Valentine GOBY (texte) & Ronan BADEL (illustrations) :
Le secret d'Angelica *****
2008 - Réf. pays : France/Italie
Genre : Combat féministe d'une jeune immigrée italienne contre les idées reçues familiales, pour épouser sa vocation
Un très bon petit opus qui met l'accent sur la vocation que se découvre Angelica (14 ans) pour les travaux d'imprimerie, un métier réservé aux hommes. Comment expliquer à sa famille qui s'échine dans les travaux agricoles, attachée à la terre et aux traditions (la femme s'occupe du foyer et de la basse-cour) que l'école et ce parcours familial ne l'intéressent pas, qu'elle veut à la vie à la mort travailler dans l'imprimerie ?
Aidée du "fantôme" de son frère mort en Italie, Angelica viendra à bout des idées reçues, et Valentine Goby de faire référence à une femme exceptionnelle et audacieuse en son temps : Marguerite Durand. Cette référence de l'auteur à une féministe de la première heure était inattendue dans ce docu-fiction, mais je l'ai beaucoup appréciée.
En effet, qui à présent se souvient de Marguerite Durand (1864-1936) : journaliste féministe, elle milita pour le droit de vote des femmes, créa la rubrique "courrier" au Figaro, et fonda son journal "La Fronde" en 1897. Elle a même co-fondé le cimetière animalier d'Asnières.
Donc bravo pour le récit, la qualité de l'écriture de V. Goby.
Mais à nouveau, je n'ai pas trop apprécié les illustrations de Ronan Badel (ex. p. 20 : la famille chantant de l'opéra, ressemble à une paire de morts-vivants...)
Valentine GOBY (texte) & Ronan BADEL (illustrations)
Thiên An ou la grande traversée *****
2009 - Réf. pays : France/Vietnam
Genre : Ma rédaction "boat people"
Thiên An, 11 ans, réfugié avec son père et sa soeur à Paris, pense à sa mère restée au Vietnam avec ses deux frères. Il se remémore l'enfer de sa traversée en 1977 sur ce bateau bondé, sans eau et nourriture, dans une mer déchaînée, et à la merci des pirates : ce sera son sujet de rédaction à l'école.

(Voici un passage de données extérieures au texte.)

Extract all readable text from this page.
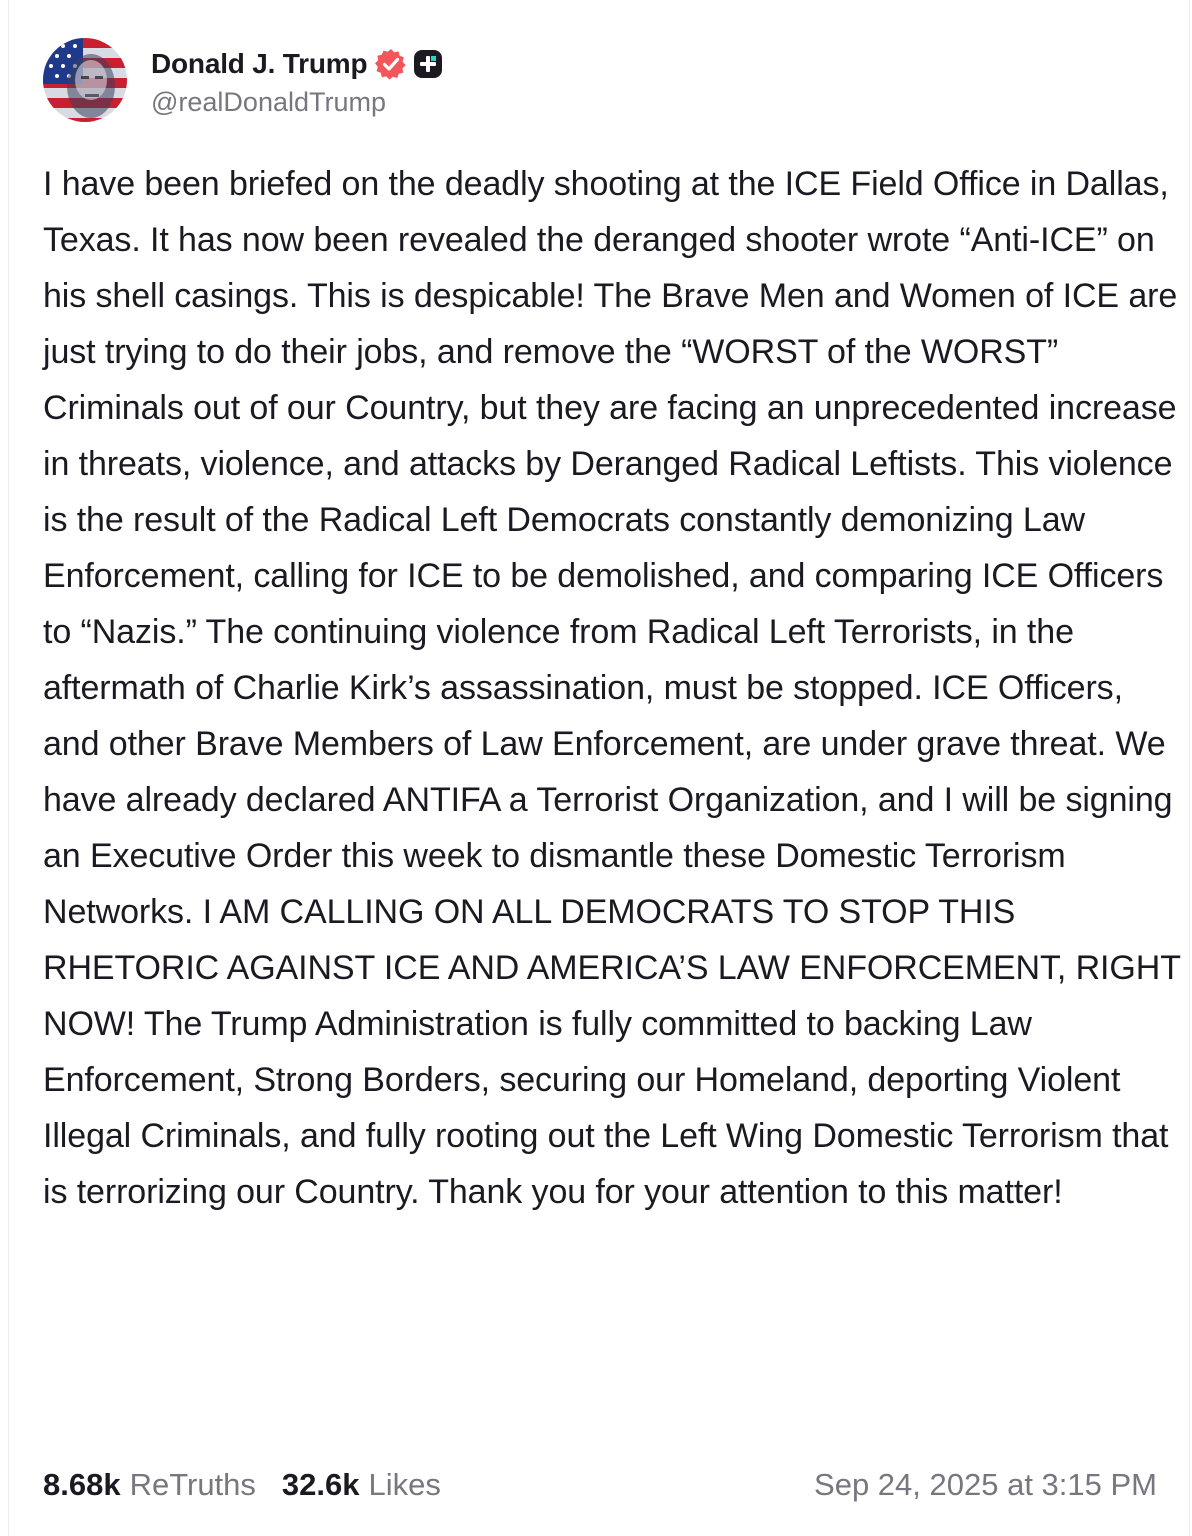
Donald J. Trump
@realDonaldTrump

I have been briefed on the deadly shooting at the ICE Field Office in Dallas, Texas. It has now been revealed the deranged shooter wrote “Anti-ICE” on his shell casings. This is despicable! The Brave Men and Women of ICE are just trying to do their jobs, and remove the “WORST of the WORST” Criminals out of our Country, but they are facing an unprecedented increase in threats, violence, and attacks by Deranged Radical Leftists. This violence is the result of the Radical Left Democrats constantly demonizing Law Enforcement, calling for ICE to be demolished, and comparing ICE Officers to “Nazis.” The continuing violence from Radical Left Terrorists, in the aftermath of Charlie Kirk’s assassination, must be stopped. ICE Officers, and other Brave Members of Law Enforcement, are under grave threat. We have already declared ANTIFA a Terrorist Organization, and I will be signing an Executive Order this week to dismantle these Domestic Terrorism Networks. I AM CALLING ON ALL DEMOCRATS TO STOP THIS RHETORIC AGAINST ICE AND AMERICA’S LAW ENFORCEMENT, RIGHT NOW! The Trump Administration is fully committed to backing Law Enforcement, Strong Borders, securing our Homeland, deporting Violent Illegal Criminals, and fully rooting out the Left Wing Domestic Terrorism that is terrorizing our Country. Thank you for your attention to this matter!

8.68k ReTruths 32.6k Likes	Sep 24, 2025 at 3:15 PM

Puis des nouvelles arrivent : la maman va bientôt rejoindre la famille.
Comme dans les autres livres, Valentine Goby nous plonge dans le quotidien d'une famille plus ou moins intégrée en France, nous assistons aux coutumes traditionnelles de la fête du Têt, découvrons les journées de dur labeur du père et de l'oncle, au restaurant, l'entraide au sein de la communauté vietnamienne.
Le garçon va à l'école encouragé par son père : "Tu te vois vendre des cigarettes ou du mauvais parfum sur un carton retourné toute ta vie ?". C'est l'avenir qu'aurait eu Thiên An s'ils étaient restés au Vietnam.
La chronologie en fin d'ouvrage rappelle les grandes dates de l'histoire du Vietnam, de la colonisation française à la guerre d'Indochine, de la guerre du Vietnam de 1961 à 1975, l'exil des boat people à partir de 1975...
J'ai cependant un peu moins aimé ce troisième récit, peut-être parce qu'il y avait moins de poésie dans l'écriture, et que le récit semblait plus haché, manquer de liant antre les paragraphes. J'ai trouvé que les illustrations de R. Badel étaient plus "dures" aussi que celles de O. Tallec dans Adama ou Jacek, son trait de crayon plus sec et plus effrayant.